Diálogo silencioso, cuerpo húmedo, luz de una lámpara de lágrimas que refleja la luminosidad con la que se puede leer la tristeza reflejada en suaves brillos sobre el piso y los muros de una habitación que envuelve las preguntas y enmarca las palabras que no se encuentran o nos deshabitaron.
Personaje que murmulla y observa, acaricia objetos testigos de lo que fue, algo palpable con lo que se pueda significar y elaborar. La habitación se rompe y el paisaje toma cuerpo en los poemas a través del desplazamiento, buscando respuestas e historias con las que dialogar el desencuentro “Atravieso las fronteras de papel, los guiones blancos de / la carretera como clave Morse, / las campanas de las iglesias de los pueblos que / atravieso vociferan en silencio.”
La revisión del escenario de la intimidad también es puesto en el paisaje natural que explota silente en la noche. Una oscuridad que se despliega a través del oleaje y los bosques, o cómo el rastro del erotismo se deja entrever en la frondosidad de la vivencia en el imaginario del bosque “sé que en tu cabaña de chocolate/ en tu bosque de manzanas rojas/ se ha instalado una tormenta eléctrica peligrosa.”
La herida amorosa que recorre el libro da cuenta del pasado, de la arruga como gesto en el cuerpo portador de recuerdo, del entorno inmediato que da cuenta de la ausencia y el deseo.

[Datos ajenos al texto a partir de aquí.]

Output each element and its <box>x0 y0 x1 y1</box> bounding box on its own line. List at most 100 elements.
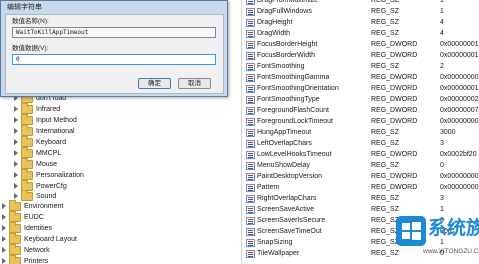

Pero aquella herida muta a costra. El libro en sí es una huella, como la ruta a través de esa carretera con la amenaza del espejo retrovisor latente en paralelo, o la imagen actualizada que devuelve el espejo de lo que fue una vida compartida.
Como otro espacio de diálogo para la elaboración circula en el libro la metáfora del diván acompañando la pregunta por lo femenino, ¿qué es una mujer?, ¿qué significa Anna O. ante una pregunta que desborda? Aquella interrogante abierta del psicoanálisis tomada a través del encuentro y desencuentro amoroso, cuestionando el amor y su caducidad. Huella dura que se indaga como si se labrara la piedra, elaborando lo sucedido.
Pero no sólo de ruptura e intimidad nos implica Hebras viudas, también nos arrastra señalando nudos y evoca rastros que van más allá de la intimidad, otros lugares del dolor y de historia con los que podemos identificarnos. Los reflejos de la lámpara de lágrimas que inaugura el libro se expanden atravesándolo, a modo de resto de una historia reciente y también de un pasado más lejano del mismo personaje. La viudez se desplaza como significante abierto también a otros sentidos, si bien es el amor y su fin, también lo político irrumpe y es marco que se entrecruza en este fantasma del tejido que fue “y luego lees el prólogo de R. Contreras donde menciona / a Ignacio Ossa torturado hasta el cansancio por la DINA / No deseas salir a la calle, te sientes invisible.”
Hebras viudas está lleno de sonoridad más allá de sus palabras, como los ecos del silencio en el entorno natural. La intimidad se interpela en el sonido aplastante de la ausencia y del afuera en tanto paisaje. El mar como escenario del adentro del que es imposible salir, pero que se confronta con la continuidad del diálogo ante la evidencia del mundo más allá de las paredes que atraparon el recuerdo, y el cuerpo mismo que se marca con esa huella. En la ciudad está el sonido compartido con la ausente a través de la resonancia característica de la cinta de embalaje al sellar una superficie, que se reitera a través del libro portando su fantasmática. Y la música, a modo de coro griego; las palabras no son enunciadas por quien deja su ausencia, las palabras y los sonidos flotan musicalmente enunciadas por otros que han dicho lo escrito desde siempre, la caducidad del amor y las preguntas que circulan en la soledad: “Pero cuando te decides a entrar sin persignarte / al templo del duelo / florecen hebras viudas como música barroca”.